This morning, ASC Education began our third year of the No Kidding Shakespeare Camp for adults. I had not, initially, intended to blog about the camp at the beginning of the week. I thought I would wait until the end, make a wrap-up post, include some pictures, and that would be that.
But then something struck me, just here in the first few hours. As the campers arrived, I realized how many of them I know already — because they’ve come to the first two years of camp, or to Teacher Seminars, or to the Blackfriars Conference. Of the nearly-thirty campers, at least half are familiar faces. We started off with an informal brunch, to let everyone settle in and mingle a bit before diving into lectures. I saw people sitting together, chatting amiably like old friends, and I know that they met here. It really is like camp is when you’re a kid — you may only see these people once a year, but when you do see them, they’re friends. And it happens so fast — already today, our new campers are chatting with the group, laughing at shared jokes, and making new friends. We’re really starting to build a community with this camp, as well as our other events, of people with shared experiences and shared joy. As a result, they’re not just colleagues with a mutual interest anymore; they people who come here become real buddies. Watching that happen, and getting to be buddies right there with them, is a great experience.

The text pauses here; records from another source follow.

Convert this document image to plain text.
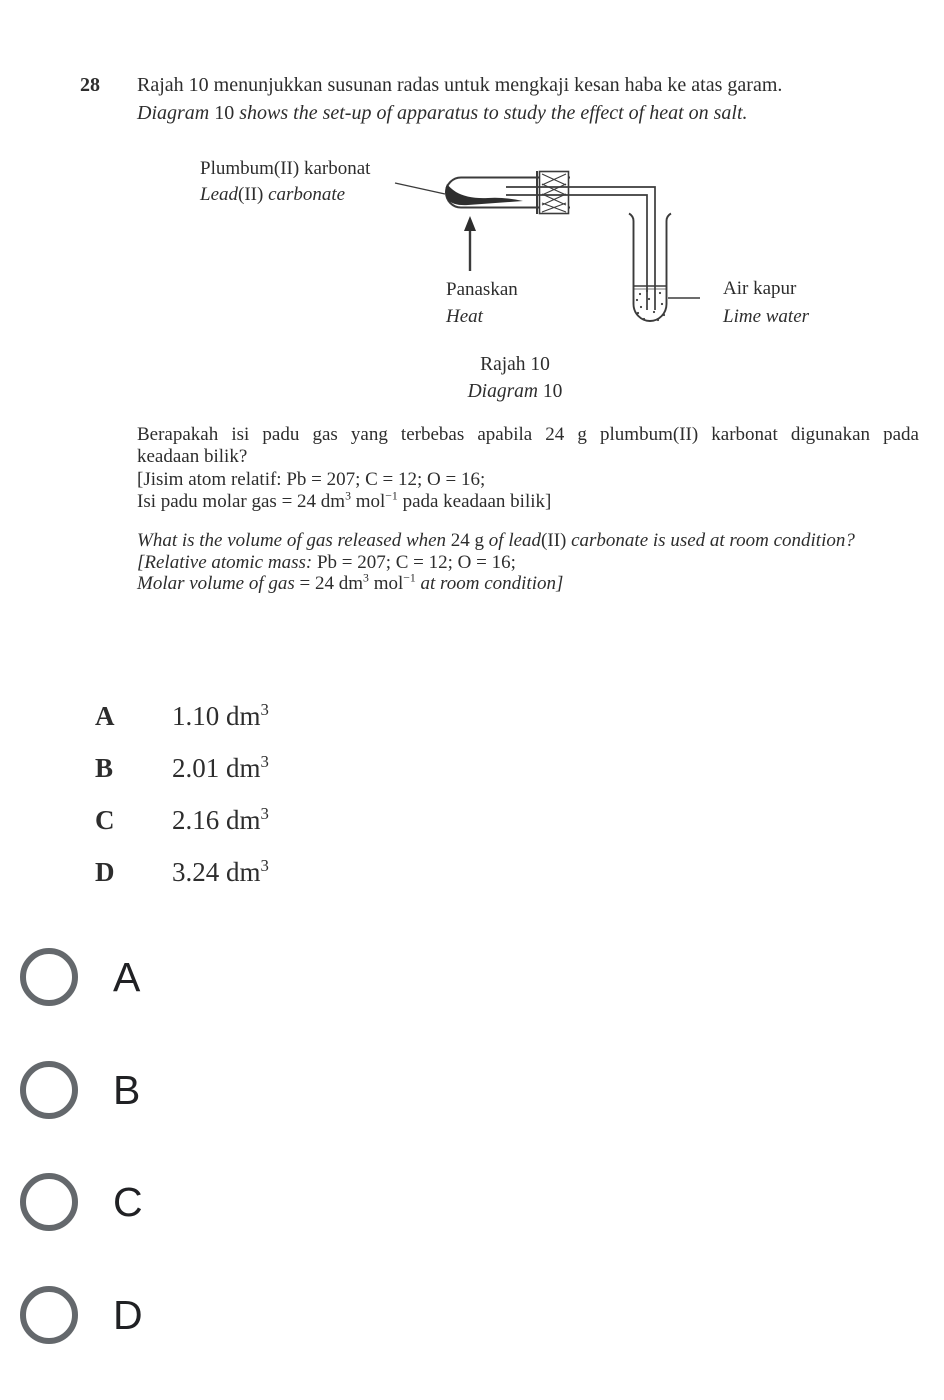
28 Rajah 10 menunjukkan susunan radas untuk mengkaji kesan haba ke atas garam.
Diagram 10 shows the set-up of apparatus to study the effect of heat on salt.
Plumbum(II) karbonat
Lead(II) carbonate
Panaskan
Heat
Air kapur
Lime water
Rajah 10
Diagram 10
Berapakah isi padu gas yang terbebas apabila 24 g plumbum(II) karbonat digunakan pada
keadaan bilik?
[Jisim atom relatif: Pb = 207; C = 12; O = 16;
Isi padu molar gas = 24 $dm^3$ mol$^{-1}$ pada keadaan bilik]
What is the volume of gas released when 24 g of lead(II) carbonate is used at room condition?
[Relative atomic mass: Pb = 207; C = 12; O = 16;
Molar volume of gas = 24 $dm^3$ mol$^{-1}$ at room condition]
A 1.10 $dm^3$
B 2.01 $dm^3$
C 2.16 $dm^3$
D 3.24 $dm^3$
A
B
C
D
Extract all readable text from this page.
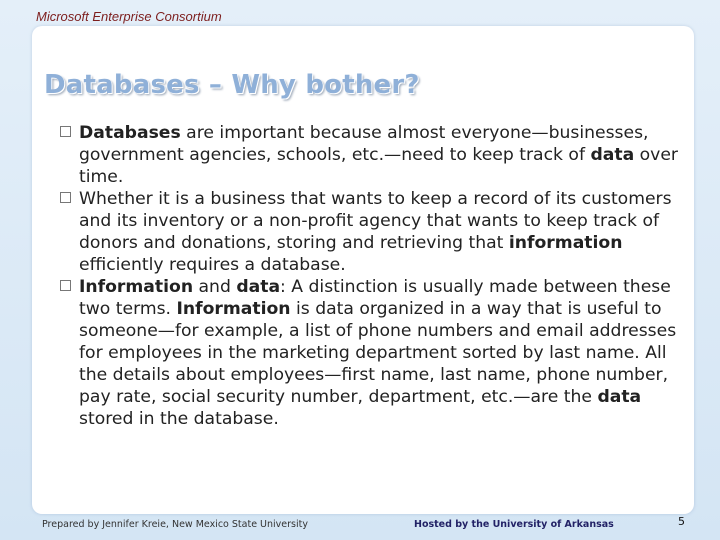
Microsoft Enterprise Consortium
Databases – Why bother?
Databases are important because almost everyone—businesses, government agencies, schools, etc.—need to keep track of data over time.
Whether it is a business that wants to keep a record of its customers and its inventory or a non-profit agency that wants to keep track of donors and donations, storing and retrieving that information efficiently requires a database.
Information and data: A distinction is usually made between these two terms. Information is data organized in a way that is useful to someone—for example, a list of phone numbers and email addresses for employees in the marketing department sorted by last name. All the details about employees—first name, last name, phone number, pay rate, social security number, department, etc.—are the data stored in the database.
Prepared by Jennifer Kreie, New Mexico State University	Hosted by the University of Arkansas	5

When the introductions began, so many of the campers said things that made my heart swell. “This is my indulgence for the summer.” “I begged my family to let me take this week.” “This is my treat to myself every summer.” Many of the first-time campers are here because of our shows, and at least two of them said, “I thought I hated Shakespeare until I saw it here.” Another camper is here because our touring troupe had reached her. Another makes a six-hour trip several times a year so that she can see every show, and she jumped at the chance to spend a full week here.
I love that. Statements like those are the reason why we do the work that we do. Hearing one testimonial like that can make frustrating weeks completely worth it. Hearing a dozen of those testimonials in a row just about bowled me over. I love that this thing we’ve started, a Shakespeare camp for adults, has become a real vacation. These people are taking time off of their jobs and away from their families for a week because they really want to. It’s an incredible validation of our mission, “to recover the joy of Shakespeare,” to make it something that is a rollicking good time, rather than an academic tonic. I love that our shows are good enough to make people want more. Seeing a production, for some of our audience members, just isn’t enough — they want to dive in, get their hands on the text themselves, learn more about how our actors make their magic. Because of this draw, the camp achieved its optimal number of participants last year, in only its second summer of existence, and we’ve met that goal again this year. I’m so glad that we can provide this experience for all of these Shakespeare enthusiasts, and I can’t wait to see how the program, and our friendships, will keep growing in the future.